GAZETTE: Why is the judiciary’s rightward drift happening? Is it simply the volume of federal vacancies a Republican president and Republican Senate majority have been able to fill since 2017?

SEN: I think it is a combination of things. One is undoubtedly the very deft strategizing by Senate Republicans to maintain vacancies during the last part of the Obama administration. There was a concerted effort to keep as many seats open and to stall as long as possible with the hopes that a Republican would win the White House in 2016. There were all these vacancies ready for Trump.

With Trump, I think he hasn’t been given a wide latitude with his judicial appointments. His administration is working closely with the Federalist Society. He’s been advised by Leonard Leo, head of the Federalist Society. It’s a legitimate network with a deep bench of very talented, very smart people who have this goal dating back to the mid-1980s. This is what they’ve been working for. You can see, all of these efforts, all of this infrastructure they put in place. This is their moment. I’m not a member of the Federalist Society, but you have to hand it to them. From a strategic, raw political perspective, they just outmaneuvered the Democrats.

GAZETTE: Many liberals and even some moderates view an overwhelmingly conservative Supreme Court as a negative. Is there an ideal ideological balance the court should maintain?
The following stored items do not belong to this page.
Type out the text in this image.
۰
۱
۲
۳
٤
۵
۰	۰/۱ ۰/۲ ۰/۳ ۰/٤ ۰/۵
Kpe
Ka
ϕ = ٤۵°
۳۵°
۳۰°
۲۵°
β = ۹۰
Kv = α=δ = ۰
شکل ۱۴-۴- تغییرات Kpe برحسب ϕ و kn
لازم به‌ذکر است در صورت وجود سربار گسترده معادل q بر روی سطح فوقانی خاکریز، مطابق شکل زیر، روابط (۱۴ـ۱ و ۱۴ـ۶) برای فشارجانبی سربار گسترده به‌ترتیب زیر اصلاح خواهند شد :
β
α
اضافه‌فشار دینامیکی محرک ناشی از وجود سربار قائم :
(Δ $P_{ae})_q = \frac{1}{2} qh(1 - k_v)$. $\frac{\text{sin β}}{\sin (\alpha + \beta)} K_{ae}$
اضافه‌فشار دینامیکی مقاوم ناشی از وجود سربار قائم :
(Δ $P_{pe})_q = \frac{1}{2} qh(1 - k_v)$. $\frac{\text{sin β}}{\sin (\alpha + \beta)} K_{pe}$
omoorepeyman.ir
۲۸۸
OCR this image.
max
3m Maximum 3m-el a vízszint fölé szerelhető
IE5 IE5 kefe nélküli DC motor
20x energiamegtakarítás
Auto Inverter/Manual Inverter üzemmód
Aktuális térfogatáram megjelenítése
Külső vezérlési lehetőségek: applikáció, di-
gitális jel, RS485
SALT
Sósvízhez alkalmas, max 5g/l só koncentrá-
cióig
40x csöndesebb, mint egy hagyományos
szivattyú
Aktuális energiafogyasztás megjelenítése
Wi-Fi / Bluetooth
SEN: That’s a really hard question. There are many reasons why that’s a hard question, but one of them is that scholars [and] lay observers of the courts, we don’t even agree on what the “ideal” is. Is the ideal for the court to be representative? That’s one possible ideal. I think Democrats would say is it a progressive court that protects the rights of minorities? That’s one ideal. Republicans would say are these non-activist judges who respect the Constitution in its original meaning? That’s another ideal. If we’re thinking about how representative the court is of ordinary Americans, this is a pretty sharp shift to the right. This would put the court ideologically out of step with average Americans. This would make the court much more representative probably of the Republican Party. So if we want the court to be representative, this is not a step in the right direction. With the Roberts court last year, with Roberts as the swing [vote], they were reaching pretty moderate decisions. At this moment, the court is kind of in sync with public opinion. But what I expect will happen is it will move sharply to the right. The conservative voting bloc is much more emboldened, or it will be. That’s going to lag a little bit — the court being out of step with public opinion. We’re not going to see the real ramifications of that for another year. It’ll take maybe three decisions for the court to walk back the moderate reputation it earned last term.

GAZETTE: Short of another vacancy, what factors could shift the court ideologically in the other direction?

SEN: Expanding the court under a Biden administration would increase the number of justices — I’ve heard anything from two to nine or something. I don’t think there’s a clear frontrunner in terms of a plan. My sense is that this is something that people who are more ideologically to the far left are supportive of. My reading of the politics of it is that moderates like [Democratic presidential nominee Joe] Biden and [Sen. Dianne] Feinstein and [Sen. Joe] Manchin are not really supportive of it. It really is a nuclear option. The one that’s the most politically viable is term limits because there are reasons why Republicans might find that appealing; and there are reasons why Democrats would find that appealing. So it seems like there’s more common support for term limits. For Republicans, it’s attractive because you don’t get these [judges] who drift toward the liberal side over time, which is something they’re very worried about. You don’t get the Earl Warrens. For Democrats, you don’t get people who refuse to retire.

GAZETTE: What effect does a Supreme Court that’s out of step ideologically with the electorate have on democracy?

SEN: We have some inklings based on decisions that the Roberts court has rendered on voting rights, and we know the conservative bloc is less supportive of expansive voting rights. They are more tolerant of partisan gerrymandering; they were willing to strike down portions of the Voting Rights Act in 2013. So the expectation is that this is not a court that is going to be friendly to voting rights. And so, the real concern that people who operate at the intersection of judicial politics and electoral politics have is that this is a court that could potentially undermine electoral and democratic systems in the United States and make it harder for people to vote than it is currently. If you have that, it just gets harder and harder to vote, and districts become more and more gerrymandered, and so that just entrenches a certain party in power. And in this case, that would be the Republican Party. That’s the worry. Once you undermine the way that our elected officials are elected, it’s really tough to bounce back from that. You have to consistently rely on these huge margins of victory to regain some semblance of representation. And that’s really hard.

This interview has been edited for clarity and length.